Os pesquisadores afirmam que essas descobertas recentes podem avançar o desenvolvimento de interfaces cérebro-computador, permitindo que pacientes não responsivos se comuniquem com o mundo exterior. Tecnologias que permitem a comunicação apenas por meio do pensamento estão atualmente em desenvolvimento. Além disso, empresas privadas como a Neuralink estão fazendo grandes progressos nas tecnologias de interface cérebro-computador, que têm o potencial de melhorar tanto as capacidades neurais quanto a função cerebral geral.
Outra tecnologia promissora, o BrainGate, está focada em criar uma interface cérebro-computador especificamente projetada para restaurar as habilidades de comunicação em pacientes afetados por doenças ou lesões neurológicas.

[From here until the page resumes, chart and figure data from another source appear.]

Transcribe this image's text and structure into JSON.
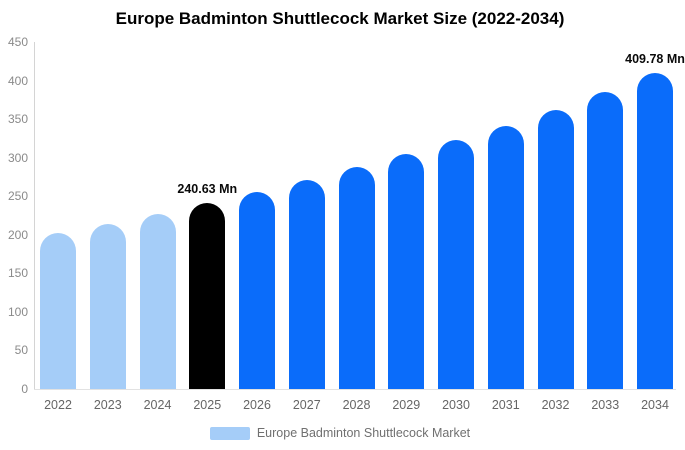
{
  "title": "Europe Badminton Shuttlecock Market Size (2022-2034)",
  "legend": {
    "label": "Europe Badminton Shuttlecock Market",
    "swatch_color": "#a5cdf8"
  },
  "colors": {
    "historical_bar": "#a5cdf8",
    "highlight_bar": "#000000",
    "forecast_bar": "#0a6cfa",
    "axis_line": "#d4d4d4",
    "baseline": "#e2e2e2",
    "ytick_text": "#8a8a8a",
    "xtick_text": "#666666",
    "legend_text": "#707070",
    "title_text": "#000000",
    "data_label_text": "#0a0a0a"
  },
  "chart_data": {
    "type": "bar",
    "title": "Europe Badminton Shuttlecock Market Size (2022-2034)",
    "xlabel": "",
    "ylabel": "",
    "categories": [
      "2022",
      "2023",
      "2024",
      "2025",
      "2026",
      "2027",
      "2028",
      "2029",
      "2030",
      "2031",
      "2032",
      "2033",
      "2034"
    ],
    "values": [
      202,
      213.5,
      226.5,
      240.63,
      255.3,
      270.8,
      287.3,
      304.8,
      322.5,
      341.5,
      362,
      385,
      409.78
    ],
    "bar_colors": [
      "#a5cdf8",
      "#a5cdf8",
      "#a5cdf8",
      "#000000",
      "#0a6cfa",
      "#0a6cfa",
      "#0a6cfa",
      "#0a6cfa",
      "#0a6cfa",
      "#0a6cfa",
      "#0a6cfa",
      "#0a6cfa",
      "#0a6cfa"
    ],
    "data_labels": [
      {
        "index": 3,
        "text": "240.63 Mn"
      },
      {
        "index": 12,
        "text": "409.78 Mn"
      }
    ],
    "ylim": [
      0,
      450
    ],
    "yticks": [
      0,
      50,
      100,
      150,
      200,
      250,
      300,
      350,
      400,
      450
    ],
    "grid": false,
    "legend_position": "bottom",
    "legend_entries": [
      "Europe Badminton Shuttlecock Market"
    ],
    "unit": "Mn"
  }
}
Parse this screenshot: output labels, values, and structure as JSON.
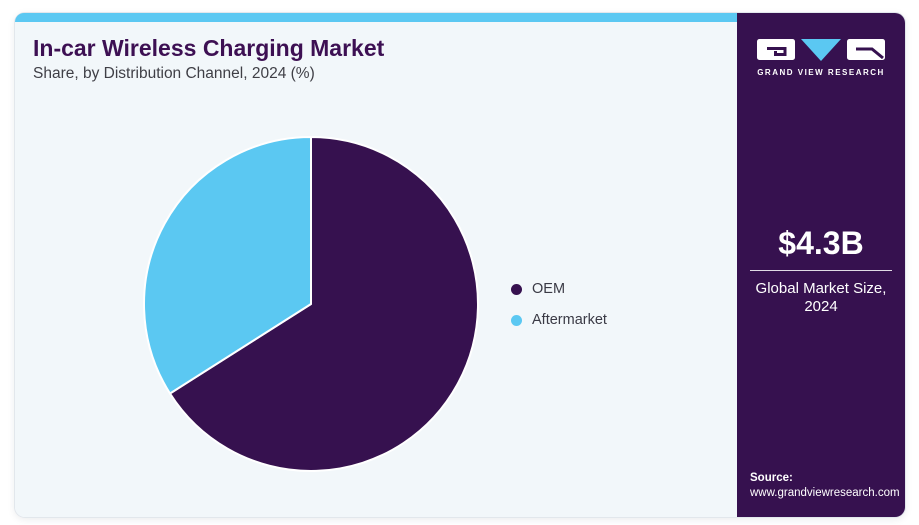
{
  "header": {
    "title": "In-car Wireless Charging Market",
    "subtitle": "Share, by Distribution Channel, 2024 (%)"
  },
  "chart_data": {
    "type": "pie",
    "title": "In-car Wireless Charging Market Share, by Distribution Channel, 2024 (%)",
    "categories": [
      "OEM",
      "Aftermarket"
    ],
    "values": [
      66,
      34
    ],
    "unit": "percent",
    "colors": [
      "#36114f",
      "#5bc8f2"
    ],
    "start_angle": "12-oclock",
    "direction": "clockwise",
    "legend_position": "right",
    "slice_stroke": "#ffffff"
  },
  "sidebar": {
    "logo_wordmark": "GRAND VIEW RESEARCH",
    "stat_value": "$4.3B",
    "stat_label": "Global Market Size, 2024",
    "source_label": "Source:",
    "source_url": "www.grandviewresearch.com"
  },
  "colors": {
    "accent_bar": "#5bc8f2",
    "panel_bg": "#f2f7fa",
    "sidebar_bg": "#36114f",
    "title_text": "#3d1053"
  }
}
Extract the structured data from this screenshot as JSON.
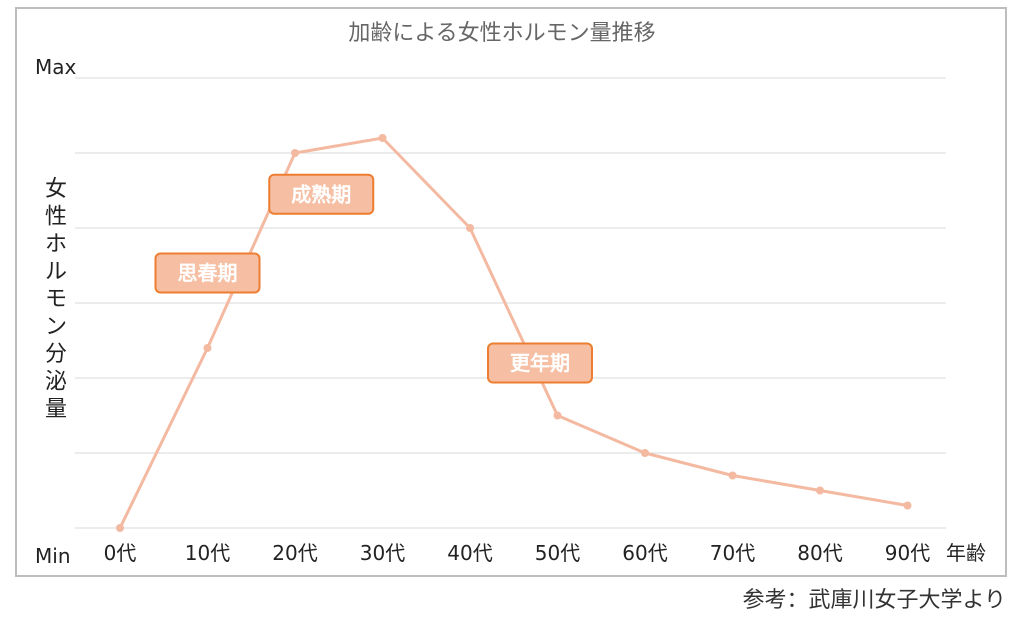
{
  "chart_data": {
    "type": "line",
    "title": "加齢による女性ホルモン量推移",
    "xlabel": "年齢",
    "ylabel": "女性ホルモン分泌量",
    "y_axis_labels": {
      "min": "Min",
      "max": "Max"
    },
    "ylim": [
      0,
      6
    ],
    "grid": true,
    "categories": [
      "0代",
      "10代",
      "20代",
      "30代",
      "40代",
      "50代",
      "60代",
      "70代",
      "80代",
      "90代"
    ],
    "series": [
      {
        "values": [
          0,
          2.4,
          5.0,
          5.2,
          4.0,
          1.5,
          1.0,
          0.7,
          0.5,
          0.3
        ]
      }
    ],
    "annotations": [
      {
        "text": "思春期",
        "x": 10,
        "y": 3.4
      },
      {
        "text": "成熟期",
        "x": 23,
        "y": 4.45
      },
      {
        "text": "更年期",
        "x": 48,
        "y": 2.2
      }
    ],
    "colors": {
      "line": "#f4b9a1",
      "annotation_fill": "#f6bfa3",
      "annotation_border": "#ed7d31",
      "grid": "#d9d9d9",
      "frame": "#bdbdbd"
    }
  },
  "source_note": "参考：武庫川女子大学より"
}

O Sistema de Interface Neural BrainGate2 está atualmente em ensaios clínicos, visando pacientes que perderam o uso de ambas as mãos devido a lesões ou doenças graves. Essas inovações podem transformar radicalmente a qualidade de vida de indivíduos com lesões cerebrais graves, permitindo-lhes expressar seus pensamentos, necessidades e emoções, apesar de sua incapacidade de se mover ou falar.
Em última análise, a descoberta de consciência oculta em até um quarto dos pacientes não responsivos é um chamado para repensar como percebemos, diagnosticamos e interagimos com indivíduos que sofreram lesões cerebrais graves. Essas descobertas revolucionárias podem moldar o futuro do cuidado ao paciente, da ética médica e da neurociência.
Atualmente, não existem diretrizes profissionais padronizadas para a avaliação da dissociação cognitivo-motora, e a maioria dos centros médicos não consegue realizar esse tipo de teste. Os pesquisadores enfatizam que traduzir essas descobertas para a prática clínica deve ser um foco chave dos esforços de pesquisa futuros. No entanto, os autores do estudo esperam que seu trabalho estimule mais pesquisas e leve a métodos de detecção de CMD mais sofisticados e acessíveis.
“Para continuar nosso progresso neste campo, precisamos validar nossas ferramentas e desenvolver abordagens para avaliar de forma sistemática e pragmática os pacientes não responsivos, de modo que os testes sejam mais acessíveis,” destacou a Dra. Bodien. “O Programa de Consciência Emergente do Hospital Geral de Massachusetts oferece essas avaliações clinicamente, no entanto, em outros lugares, o paciente pode ter que se inscrever em um estudo de pesquisa para ser testado.”
“Sabemos que a dissociação cognitivo-motora não é incomum, mas são necessários recursos e infraestrutura para otimizar a detecção dessa condição e fornecer suporte adequado aos pacientes e suas famílias.”